Experimental validation shows eMoT's breakthrough results:
- **Game of 24 Task**: Achieved 100% accuracy, with a maximum improvement of 17.6% over the baseline;
- **Mathematical Reasoning Benchmarks**: Comprehensive improvements on datasets like GSM8K, ASDiv, SVAMP, and MGSM;
- **Lightweight Model Performance**: Excellent results using lightweight backbone models, proving that performance improvement comes from reasoning control rather than model scale.

## Comparison with Related Work: Innovations of eMoT

Compared with related work, eMoT's innovations are:
- **Chain of Thought (CoT)**: CoT is one-time reasoning, while eMoT enables persistent reuse of reasoning patterns;
- **External Memory Systems**: Traditional systems treat all memories equally, while eMoT dynamically evolves memories (reinforcement/attenuation);
- **Tool Usage**: eMoT seamlessly integrates symbolic computation with the reasoning process, rather than simple tool calls.

## Application Scenarios and Deployment Challenges

**Applicable Scenarios**:
1. Reasoning tasks requiring precise calculations (mathematics, physics, etc.);
2. Problems requiring systematic search (planning, scheduling);
3. Batch processing of repetitive reasoning patterns;
4. Resource-constrained environments (edge devices, small teams).

**Deployment Challenges**:
- Additional computational overhead for memory retrieval and symbolic execution;
- Memory requirements for storing historical memories;
- Security isolation issues for executing generated code.

## Limitations and Future Directions

**Current Limitations**:
1. Domain generalization ability needs verification (performance in out-of-training scenarios);
2. Hyperparameter sensitivity (e.g., memory corrosion rate requires task-specific tuning);
3. Interpretability of memory content needs improvement.

**Future Directions**:
1. Hierarchical memory (stratification of long-term/working memory);
2. Multi-agent collaboration with shared memory;
3. Continual learning (online memory updates without forgetting);
4. Cross-modal expansion (vision, audio, etc.).

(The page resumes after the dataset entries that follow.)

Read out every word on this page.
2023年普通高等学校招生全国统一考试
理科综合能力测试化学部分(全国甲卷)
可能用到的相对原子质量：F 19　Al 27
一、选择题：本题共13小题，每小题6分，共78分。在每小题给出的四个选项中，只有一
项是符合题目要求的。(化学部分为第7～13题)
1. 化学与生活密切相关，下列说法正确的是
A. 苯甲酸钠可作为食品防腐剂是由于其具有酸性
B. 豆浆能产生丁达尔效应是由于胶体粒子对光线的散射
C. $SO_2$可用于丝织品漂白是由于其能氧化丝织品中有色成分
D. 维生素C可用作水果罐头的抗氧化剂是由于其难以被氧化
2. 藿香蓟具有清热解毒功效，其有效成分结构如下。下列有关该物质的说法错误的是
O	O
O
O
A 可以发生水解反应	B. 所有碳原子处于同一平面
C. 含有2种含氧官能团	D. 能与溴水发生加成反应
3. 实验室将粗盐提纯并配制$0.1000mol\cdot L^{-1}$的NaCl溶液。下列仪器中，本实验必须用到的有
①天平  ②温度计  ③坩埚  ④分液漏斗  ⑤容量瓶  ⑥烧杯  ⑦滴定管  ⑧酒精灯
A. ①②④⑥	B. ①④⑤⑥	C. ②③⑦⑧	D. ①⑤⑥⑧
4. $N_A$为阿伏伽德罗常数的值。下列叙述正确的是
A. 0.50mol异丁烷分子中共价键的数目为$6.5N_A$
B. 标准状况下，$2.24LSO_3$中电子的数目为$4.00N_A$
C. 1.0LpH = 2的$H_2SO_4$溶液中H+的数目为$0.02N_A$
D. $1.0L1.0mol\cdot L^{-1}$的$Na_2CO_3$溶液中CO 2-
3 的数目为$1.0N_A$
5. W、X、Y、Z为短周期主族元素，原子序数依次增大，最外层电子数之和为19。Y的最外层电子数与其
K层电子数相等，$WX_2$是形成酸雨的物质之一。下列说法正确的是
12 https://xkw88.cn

## Conclusion: Model Scale Is Not the Only Key—Ingenious Design Matters More

eMoT represents a new direction for LLM reasoning enhancement. By combining dynamic memory with symbolic computation, lightweight models achieve performance that surpasses large models. The 100% accuracy on Game of 24 proves the value of structured reasoning control, indicating that model scale is not the only determinant of reasoning ability—ingenious architecture design and training strategies are equally important. This provides a 'small but powerful' methodology for resource-constrained scenarios and is expected to be applied in more fields in the future.